Because of my early exposure to Alfred Hitchcock, all of his movies, even Psycho are cozies for me. He made brief appearances in all of his films, initially to save money, and later, just for fun. That little wink helped me to surrender to whatever happened next. As hard as he worked to shock, surprise, or scare me, I knew that it was all in good fun.
If you haven't read The Catalonian Candidate Part One No Good Options, you'll find it here.
In 1959, Hitchcock gave us both suspense and surprise in the Cold War romantic comedy thriller North by Northwest that set the template for the spy movies and TV shows of the 1960s.

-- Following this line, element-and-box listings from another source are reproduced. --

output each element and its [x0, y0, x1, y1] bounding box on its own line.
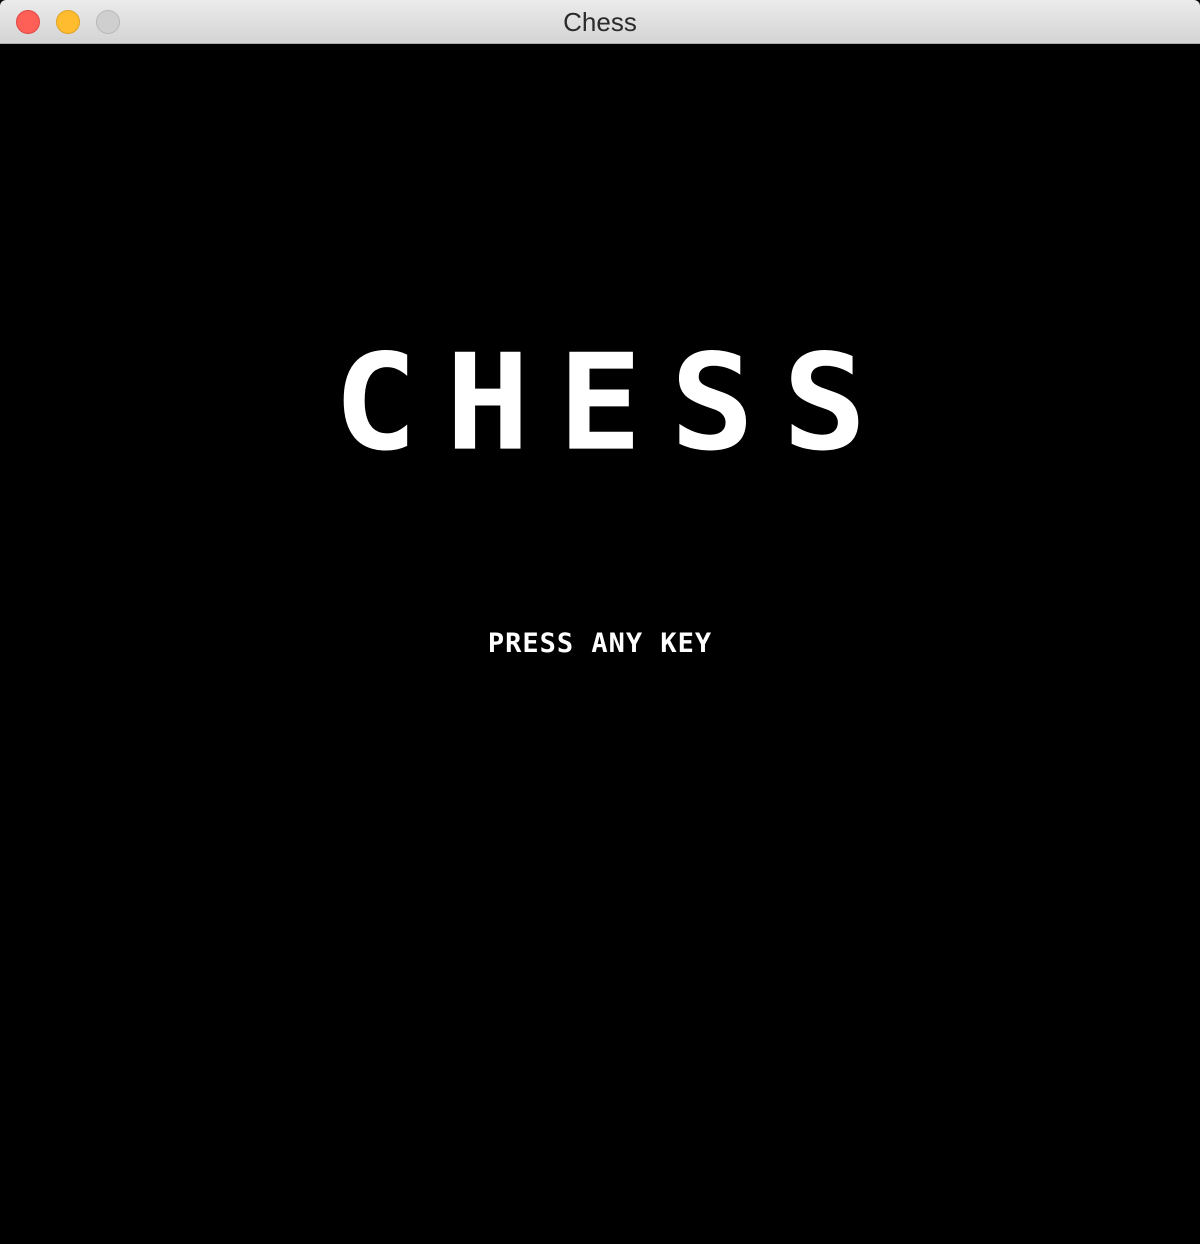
game-canvas[interactable]: CHESS PRESS ANY KEY — [0, 44, 1200, 1244]
window-title: Chess — [563, 7, 637, 37]
title-bar: Chess — [0, 0, 1200, 44]
game-title: CHESS — [333, 326, 895, 481]
app-window: Chess CHESS PRESS ANY KEY — [0, 0, 1200, 1244]
press-any-key-prompt: PRESS ANY KEY — [487, 628, 713, 659]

A few years after a crop duster buzzed Cary Grant, a helicopter buzzed Sean Connery in From Russia With Love. Leo G. Carroll, who played the head of an unspecified intelligence agency, took a similar position in The Man from Uncle. Martin Landau wound up on Mission Impossible.
Hitchcock's version of a Bond girl, Eva Marie Saint wasn't as overtly sexual as Ursula Andress who emerged from the sea in a bikini in Dr. No. More about that in Episode Four.
Roger O. Thornhill (Cary Grant) was the first character to be mistaken for George Kaplan. Michael Santore is the second. We're about to see how he handles the predicament.
Previously on The Catalonian Candidate:
“I’m not that keen on the idea of hacking the computers of political candidates digging for dirt,” said Walter Forbes.
“I knew you wouldn’t be. I only want you looking at one candidate’s computers. I want you to do for Guy Morton what you already do for me,” Valentina Pontano Sternwood said.
He didn’t want to make a misstep here. “Could you be a little more specific?”
“I want you to attend to his vulnerability.”
Senator Morton asked Forbes, “What do you need from us to convince George we can use you?”
“We need to read both of your smartphone software configurations and forty-eight hours.”
“I’m not giving them my phone,” said Kaplan.
“What’s wrong, George?” Morton laughed. “You have something to hide?”
George Kaplan said, “I still need to change and get the senator downstairs in eleven minutes. Since you spotted the chauffeur, could you grab the speech from him and come right back up? I’ll be happy to make sure your words get read.”
Michael Santore thought for a moment. “Sure.”
“Good man!” said Kaplan. He took out his smartphone and punched in a password to display an ID that the campaign used like an e-wallet for internal security. “Chauffeur’s name is Travis. Just have him scan this and he’ll give you the speech.”
Michael Santore realized he was blindfolded, gagged, bound hand and foot, cold, soaked, and now frightened. He had been kidnapped.
She leaned in until her eyes were inches from his and then looked at him. Her lips were so close to his that he could feel the breath of each word on them: “Shall we proceed, Mr. Kaplan?”